Menu

Misteri MH370: Sinyal dari Sensor Uji Coba Nuklir Bawah Tanah Bisa Menyimpan Petunjuk

Amastya 18 Jun 2024, 20:28
Keluarga penumpang dari China dan Malaysia, yang berada di pesawat Malaysia Airlines MH370 yang hilang, terlihat selama acara peringatan memperingati 10 tahun menghilangnya, di Subang Jaya, Malaysia 3 Maret 2024 /Reuters
Keluarga penumpang dari China dan Malaysia, yang berada di pesawat Malaysia Airlines MH370 yang hilang, terlihat selama acara peringatan memperingati 10 tahun menghilangnya, di Subang Jaya, Malaysia 3 Maret 2024 /Reuters

RIAU24.COM - Para ilmuwan di Inggris telah mendeteksi sinyal yang bisa berperan dalam memecahkan misteri hilangnya pesawat Malaysia Airlines MH370.

Para peneliti dari Cardiff telah menggunakan mikrofon bawah air untuk mengambil sinyal yang akhirnya bisa membantu mengidentifikasi di mana pesawat Boeing 777 berada.

Pesawat itu telah hilang sejak 8 Maret 2014, ketika tiba-tiba menghilang dengan 239 orang di dalamnya.

Namun dapat dipastikan bahwa kecepatan tabrakan pesawat seberat 200 ton melepaskan energi kinetik yang setara dengan gempa kecil.

Mendengar penggemar Taylor Swift menciptakan gempa dengan melompat ke konser?

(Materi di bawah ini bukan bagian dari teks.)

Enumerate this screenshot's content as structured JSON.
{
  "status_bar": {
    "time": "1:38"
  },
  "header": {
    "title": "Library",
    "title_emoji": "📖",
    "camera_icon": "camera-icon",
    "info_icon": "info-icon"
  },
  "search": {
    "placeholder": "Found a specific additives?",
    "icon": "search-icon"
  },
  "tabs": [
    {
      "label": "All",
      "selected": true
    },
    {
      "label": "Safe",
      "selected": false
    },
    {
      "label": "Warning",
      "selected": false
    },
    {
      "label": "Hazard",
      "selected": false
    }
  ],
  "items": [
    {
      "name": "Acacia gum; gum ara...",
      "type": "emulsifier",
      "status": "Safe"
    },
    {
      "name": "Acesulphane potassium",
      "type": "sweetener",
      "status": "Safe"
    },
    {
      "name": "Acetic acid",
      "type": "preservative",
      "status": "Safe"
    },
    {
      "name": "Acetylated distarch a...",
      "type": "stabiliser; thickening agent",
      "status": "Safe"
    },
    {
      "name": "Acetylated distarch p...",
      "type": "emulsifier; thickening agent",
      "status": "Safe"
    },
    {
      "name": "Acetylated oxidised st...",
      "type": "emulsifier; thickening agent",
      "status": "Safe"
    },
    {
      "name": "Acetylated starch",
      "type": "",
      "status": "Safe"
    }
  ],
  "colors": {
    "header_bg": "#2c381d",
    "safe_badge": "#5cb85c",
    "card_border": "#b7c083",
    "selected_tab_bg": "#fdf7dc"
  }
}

Ini adalah pesawat penuh dan pesawat 200 ton pada saat itu.

Gempa sekecil itu cukup besar untuk direkam oleh hidrofon.

Di jalan pesawat MH370, ada dua stasiun hidroakustik yang mampu mendeteksi sinyal seperti itu; di Cape Leeuwin di Australia Barat dan di wilayah Inggris Diego Garcia di Samudra Hindia.

Keduanya dibentuk untuk mengawasi Perjanjian Pelarangan Uji Coba Nuklir Komprehensif.

Kedua lokasi itu beroperasi sekitar waktu MH370 diyakini telah jatuh ke Samudra Hindia.

Sekarang para peneliti di Universitas Cardiff telah mengidentifikasi satu sinyal yang bertepatan dengan kerangka waktu yang sempit ketika pesawat bisa jatuh ke laut pada 8 Maret.

Itu direkam di stasiun Cape Leeuwin.

Namun, sinyal yang sama tidak terdeteksi di stasiun Diego Garcia.

Apa artinya ini?

"Ini menimbulkan pertanyaan tentang asal-usulnya," kata peneliti Dr Usama Kadri, seorang pembaca matematika terapan, seperti dikutip oleh The Telegraph.

Ini tidak konklusif, tetapi dia berkata, "Mengingat sensitivitas hidrofon, sangat tidak mungkin pesawat besar yang menabrak permukaan laut tidak akan meninggalkan tanda tekanan yang dapat dideteksi, terutama pada hidrofon terdekat."

Pada 2015 dan 2016, puing-puing dari pesawat terdampar di beberapa pulau Samudra Hindia dan di pantai Afrika.

Pencarian baru diluncurkan pada Januari 2018 tetapi temuannya tetap tidak meyakinkan.